The Department of Mathematical Sciences has an active group with interests in discrete mathematics, combinatorial optimization, graph theory, extremal combinatorics, and probabilistic methods. Each year the department offers four or five combinatorics and optimization courses at the junior, senior, and graduate levels. These courses cover the methods, the models, and the theory of combinatorics, graph theory, discrete optimization, and linear programming. In alternate semesters, special topics courses in combinatorics and optimization are offered at the graduate level. Recent topics have included extremal combinatorics, convex polytopes, algebraic combinatorics, and linear optimization. In addition, there is a weekly seminar on combinatorics and optimization-–recent themes have included: Discrete Mathematical Charms of Paul Erdős, chip-firing and the critical group, Erdős-Ko-Rado theorems, König-Egerváry graphs & their relatives, and distinguishing chromatic numbers. The seminar is attended by graduate students and faculty and contributes to an active, engaged C&O community that celebrates its students.
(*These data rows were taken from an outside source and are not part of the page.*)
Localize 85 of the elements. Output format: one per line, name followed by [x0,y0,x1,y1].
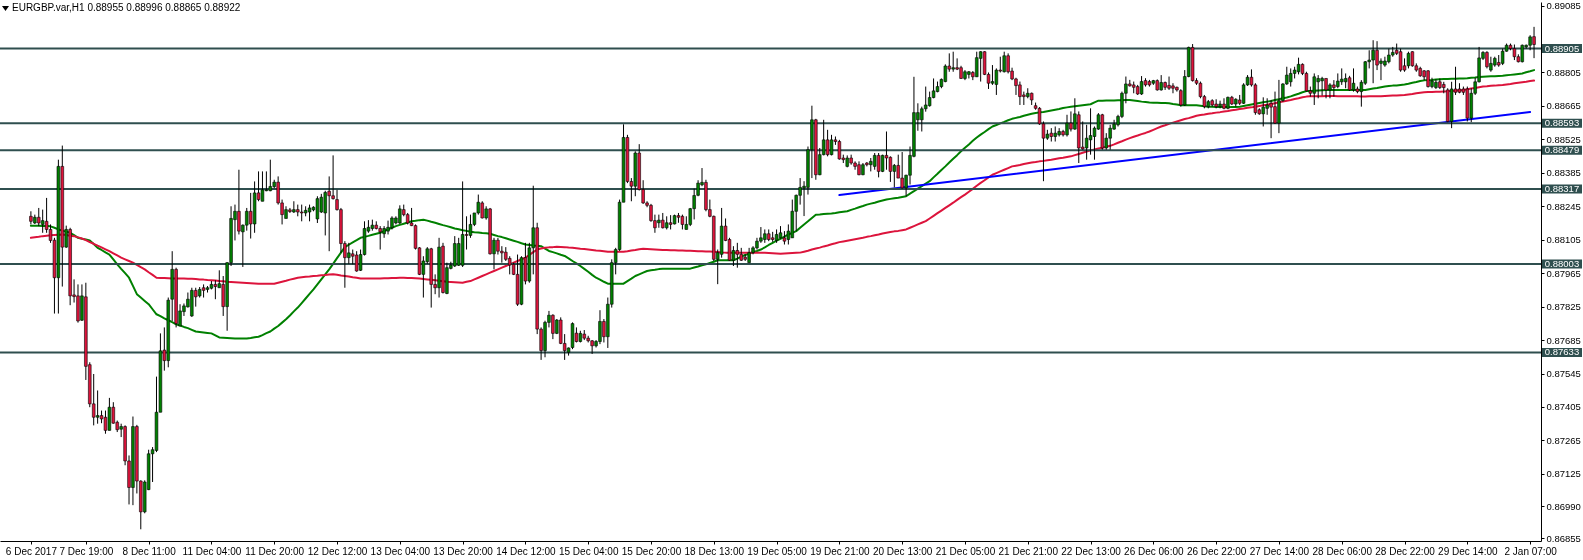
candlestick [268,159,272,192]
x-tick-label: 28 Dec 22:00 [1375,545,1436,557]
candlestick [990,64,995,86]
x-tick-label: 26 Dec 22:00 [1186,545,1247,557]
candlestick [457,237,461,267]
x-tick-label: 18 Dec 13:00 [684,545,745,557]
candlestick [29,210,33,225]
x-tick-label: 19 Dec 21:00 [810,545,871,557]
y-tick-label: 0.86855 [1546,532,1581,544]
candlestick [1171,82,1175,94]
x-tick-label: 26 Dec 06:00 [1124,545,1185,557]
candlestick [590,339,594,355]
y-tick-label: 0.88805 [1546,66,1581,78]
x-tick-label: 14 Dec 12:00 [496,545,557,557]
x-tick-label: 21 Dec 21:00 [998,545,1059,557]
y-tick-label: 0.88245 [1546,200,1581,212]
candlestick [1312,72,1316,106]
candlestick [249,192,253,240]
candlestick [951,51,955,73]
x-tick-label: 13 Dec 04:00 [370,545,431,557]
candlestick [551,313,555,340]
candlestick [1088,107,1093,156]
x-tick-label: 2 Jan 07:00 [1504,545,1558,557]
candlestick [837,139,842,161]
x-tick-label: 29 Dec 14:00 [1438,545,1498,557]
candlestick [1316,74,1320,99]
candlestick [378,225,382,251]
y-tick-label: 0.87965 [1546,267,1581,279]
y-tick-label: 0.88525 [1546,133,1581,145]
candlestick [1167,76,1171,91]
candlestick [107,397,112,431]
y-tick-label: 0.88385 [1546,167,1581,179]
candlestick [1371,39,1375,84]
candlestick [825,129,830,157]
candlestick [453,235,457,268]
candlestick [1320,76,1324,97]
y-tick-label: 0.87825 [1546,301,1581,313]
candlestick [1277,79,1281,134]
x-tick-label: 28 Dec 06:00 [1312,545,1373,557]
candlestick [1108,124,1112,151]
candlestick [978,50,983,83]
x-tick-label: 11 Dec 20:00 [245,545,305,557]
chart-title: EURGBP.var,H1 0.88955 0.88996 0.88865 0.88922 [12,2,241,13]
y-tick-label: 0.87265 [1546,434,1581,446]
candlestick [347,242,351,265]
x-tick-label: 11 Dec 04:00 [182,545,242,557]
x-tick-label: 6 Dec 2017 [5,545,58,557]
x-tick-label: 8 Dec 11:00 [122,545,177,557]
candlestick [900,151,904,190]
candlestick [1069,110,1073,132]
y-tick-label: 0.87125 [1546,468,1581,480]
candlestick [1065,114,1069,138]
x-tick-label: 20 Dec 13:00 [872,545,933,557]
x-tick-label: 22 Dec 13:00 [1061,545,1122,557]
x-tick-label: 15 Dec 20:00 [621,545,682,557]
y-tick-label: 0.89085 [1546,0,1581,12]
x-tick-label: 19 Dec 05:00 [747,545,808,557]
candlestick [1532,26,1536,59]
candlestick [1214,98,1218,109]
candlestick [1018,81,1022,106]
candlestick [975,51,979,78]
y-tick-label: 0.87405 [1546,401,1581,413]
y-tick-label: 0.87685 [1546,334,1581,346]
x-tick-label: 15 Dec 04:00 [558,545,619,557]
candlestick [292,200,296,214]
candlestick [508,255,512,275]
y-tick-label: 0.88105 [1546,234,1581,246]
candlestick [994,67,999,96]
x-tick-label: 13 Dec 20:00 [433,545,494,557]
candlestick [1328,82,1332,99]
x-tick-label: 7 Dec 19:00 [59,545,114,557]
candlestick [95,389,100,425]
candlestick [1261,96,1265,127]
candlestick [386,220,390,235]
x-tick-label: 21 Dec 05:00 [935,545,996,557]
x-tick-label: 12 Dec 12:00 [307,545,368,557]
candlestick [1289,67,1293,88]
candlestick [1222,97,1226,110]
candlestick [398,204,402,225]
y-tick-label: 0.86990 [1546,500,1581,512]
y-tick-label: 0.88665 [1546,100,1581,112]
candlestick [323,190,327,236]
candlestick [598,309,602,345]
x-tick-label: 27 Dec 14:00 [1249,545,1310,557]
y-tick-label: 0.87545 [1546,368,1581,380]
Most years, two or three prominent researchers from academia or industry visit our department to give invited lectures and consult.

Faculty

Mark Kayll

Ph.D., Rutgers University, 1994

Research interests: discrete mathematics (e.g. graph coloring, labeling, pebbling, chip-firing, probabilistic methods), theoretical computer science

Selected publications:

• The Erdős-Faber-Lovász Conjecture: Fifty Exciting Years, Mathematics Magazine, to appear.
• Deranged matchings: proofs and conjectures, American Mathematical Monthly 131(2024), 95–111 (with D. Johnston and C. Palmer).
• On colouring oriented graphs of large girth, Contributions to Discrete Mathematics 18(2023), 234–243 (with M. Morris).
• Uniquely D-colourable digraphs with large girth II: simplification via generalization, Electronic Journal of Combinatorics28 (2021), Paper 48, 14pp. (with E. Parsa).
• Integrals don't have anything to do with discrete math, do they?, Mathematics Magazine 84 (2011), 108–119.

Cory Palmer

Ph.D., Central European University, 2008

Research interests: extremal graph theory and combinatorics, applications of graph theory

Selected publications:

• At most 3.55^n stable matchings, in 2021 IEEE 62nd Annual Symposium on Foundations of Computer Science—FOCS 2021, (2022), 217–227 (with D. Pálvölgyi).
• On supersaturation and stability for generalized Turán problems. Journal of Graph Theory 97 (2021), 232–240 (with A. Halfpap).
• Extremal results for Berge hypergraphs, SIAM Journal on Discrete Mathematics 31 (2017), 2314–2327 (with D. Gerbner).
• On the tree packing conjecture, SIAM Journal on Discrete Mathematics 27 (2013), 1995-2006 (with J. Balogh).
• On the Turán number of forests, Electronic Journal of Combinatorics20 (2013), Paper 62, 13 pp. (with B. Lidický and H. Liu).